It's just like the verse where Jesus says He was sent only to the lost sheep of Israel that Protestants suddenly lose their "eyes" and cannot see the word only. Similarly, they cannot see that Christ is speaking to the disciples only at the Sermon on the Mount.
Funny "visions" and "hearings" Protestants have. Selective, just like their verses.
***Similarly, they cannot see that Christ is speaking to the disciples only at the Sermon on the Mount.***
Must be another Bible. Mine says that he was speaking to GREAT CROWDS in Matthew 5. Not just a few disciples.
As I said in the prior post:
Is their theology as deeply flawed as we see elsewhere? If not, they should probably welcome them, support them and point them in the direction of the muslims.
Clearly you feel intimidated by evangelists, is this because the EOC is so inexperienced in this area? As old as the EOC is I would think there would be a lengthy history of sending evangelists through out the world. Yet most people know very little about the EOC.

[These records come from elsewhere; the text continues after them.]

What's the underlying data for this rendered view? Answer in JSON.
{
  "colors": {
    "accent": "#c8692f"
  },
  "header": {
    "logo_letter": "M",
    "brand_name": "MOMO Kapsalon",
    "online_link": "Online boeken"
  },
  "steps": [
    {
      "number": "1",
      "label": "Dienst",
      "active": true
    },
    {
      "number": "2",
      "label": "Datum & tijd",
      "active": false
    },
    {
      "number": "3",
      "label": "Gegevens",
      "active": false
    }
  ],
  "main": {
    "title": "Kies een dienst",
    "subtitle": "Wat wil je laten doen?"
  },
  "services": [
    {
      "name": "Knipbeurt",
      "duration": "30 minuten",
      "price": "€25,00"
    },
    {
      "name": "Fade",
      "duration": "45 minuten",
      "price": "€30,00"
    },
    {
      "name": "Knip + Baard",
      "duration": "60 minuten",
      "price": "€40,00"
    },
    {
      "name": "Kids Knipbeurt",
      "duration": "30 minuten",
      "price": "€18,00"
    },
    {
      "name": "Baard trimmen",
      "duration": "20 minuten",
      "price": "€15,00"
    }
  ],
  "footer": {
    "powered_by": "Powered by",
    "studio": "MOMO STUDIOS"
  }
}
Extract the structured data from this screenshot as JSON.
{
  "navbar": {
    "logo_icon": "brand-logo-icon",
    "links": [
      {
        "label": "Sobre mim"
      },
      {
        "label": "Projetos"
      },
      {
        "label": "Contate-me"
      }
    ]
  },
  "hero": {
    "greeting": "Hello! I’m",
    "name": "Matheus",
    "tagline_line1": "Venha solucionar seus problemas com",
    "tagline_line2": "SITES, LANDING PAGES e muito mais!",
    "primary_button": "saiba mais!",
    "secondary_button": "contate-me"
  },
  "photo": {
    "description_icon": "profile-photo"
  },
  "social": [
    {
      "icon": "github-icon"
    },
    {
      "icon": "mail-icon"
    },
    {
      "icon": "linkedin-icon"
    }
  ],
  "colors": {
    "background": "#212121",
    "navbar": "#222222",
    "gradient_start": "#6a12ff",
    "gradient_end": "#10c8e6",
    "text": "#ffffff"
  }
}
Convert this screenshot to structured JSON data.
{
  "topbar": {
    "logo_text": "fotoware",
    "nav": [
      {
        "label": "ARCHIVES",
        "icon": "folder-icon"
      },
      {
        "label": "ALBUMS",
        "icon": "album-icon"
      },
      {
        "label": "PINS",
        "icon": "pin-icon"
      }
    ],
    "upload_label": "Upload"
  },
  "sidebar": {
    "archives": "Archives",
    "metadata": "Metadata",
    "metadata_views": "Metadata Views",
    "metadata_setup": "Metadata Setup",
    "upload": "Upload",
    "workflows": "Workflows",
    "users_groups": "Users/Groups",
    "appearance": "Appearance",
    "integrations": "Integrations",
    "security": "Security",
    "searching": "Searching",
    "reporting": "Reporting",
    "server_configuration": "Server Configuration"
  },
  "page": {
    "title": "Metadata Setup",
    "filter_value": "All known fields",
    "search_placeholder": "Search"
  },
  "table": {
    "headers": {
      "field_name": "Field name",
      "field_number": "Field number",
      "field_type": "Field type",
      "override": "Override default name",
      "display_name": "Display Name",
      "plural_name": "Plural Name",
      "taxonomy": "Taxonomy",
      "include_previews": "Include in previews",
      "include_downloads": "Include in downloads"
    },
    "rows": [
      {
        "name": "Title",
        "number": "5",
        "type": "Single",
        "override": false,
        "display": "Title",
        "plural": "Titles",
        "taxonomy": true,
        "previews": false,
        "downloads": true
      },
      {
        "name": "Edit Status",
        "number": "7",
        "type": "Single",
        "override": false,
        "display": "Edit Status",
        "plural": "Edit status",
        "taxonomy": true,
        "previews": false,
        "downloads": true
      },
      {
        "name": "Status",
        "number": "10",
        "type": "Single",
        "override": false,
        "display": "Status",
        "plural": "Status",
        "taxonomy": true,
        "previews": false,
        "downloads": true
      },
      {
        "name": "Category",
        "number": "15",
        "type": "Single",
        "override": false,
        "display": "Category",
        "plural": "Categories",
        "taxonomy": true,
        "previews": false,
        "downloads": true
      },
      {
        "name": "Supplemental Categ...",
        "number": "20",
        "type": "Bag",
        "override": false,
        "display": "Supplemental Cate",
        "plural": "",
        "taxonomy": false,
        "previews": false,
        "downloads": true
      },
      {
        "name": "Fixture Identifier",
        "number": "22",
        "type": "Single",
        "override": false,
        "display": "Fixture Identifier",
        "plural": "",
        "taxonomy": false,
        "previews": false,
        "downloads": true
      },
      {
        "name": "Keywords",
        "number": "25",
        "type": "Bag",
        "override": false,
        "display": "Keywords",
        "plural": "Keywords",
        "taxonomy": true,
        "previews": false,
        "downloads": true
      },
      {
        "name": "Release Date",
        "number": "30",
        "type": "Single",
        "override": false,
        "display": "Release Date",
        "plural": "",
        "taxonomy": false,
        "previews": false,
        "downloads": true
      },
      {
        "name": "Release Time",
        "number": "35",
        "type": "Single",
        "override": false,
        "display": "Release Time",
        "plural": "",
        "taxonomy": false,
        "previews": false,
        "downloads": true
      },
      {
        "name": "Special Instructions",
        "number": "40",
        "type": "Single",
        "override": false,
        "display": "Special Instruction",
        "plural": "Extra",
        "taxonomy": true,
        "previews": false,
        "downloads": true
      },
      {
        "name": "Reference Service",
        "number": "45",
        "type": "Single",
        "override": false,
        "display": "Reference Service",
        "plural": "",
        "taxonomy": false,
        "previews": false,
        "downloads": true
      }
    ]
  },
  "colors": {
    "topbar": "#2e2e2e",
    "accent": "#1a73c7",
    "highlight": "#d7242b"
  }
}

Mark 16:15 And He said to them, "Go into all the world and preach the gospel to every creature."
Perhaps this fell between the cracks:
KOSTA50 SAID:
I am not opposed to Mark 16:17-18. I am simply asking where are those signs the verse speak of as a promise to the believers?!
= = = =
How often are those signs in your local congregation and to what extent . . .
i.e.
How often in terms of times per service or some such?
How dramatically?
How miraculously?
Your post reminds me of something from the great Reformed theologian, Herman Bavinck.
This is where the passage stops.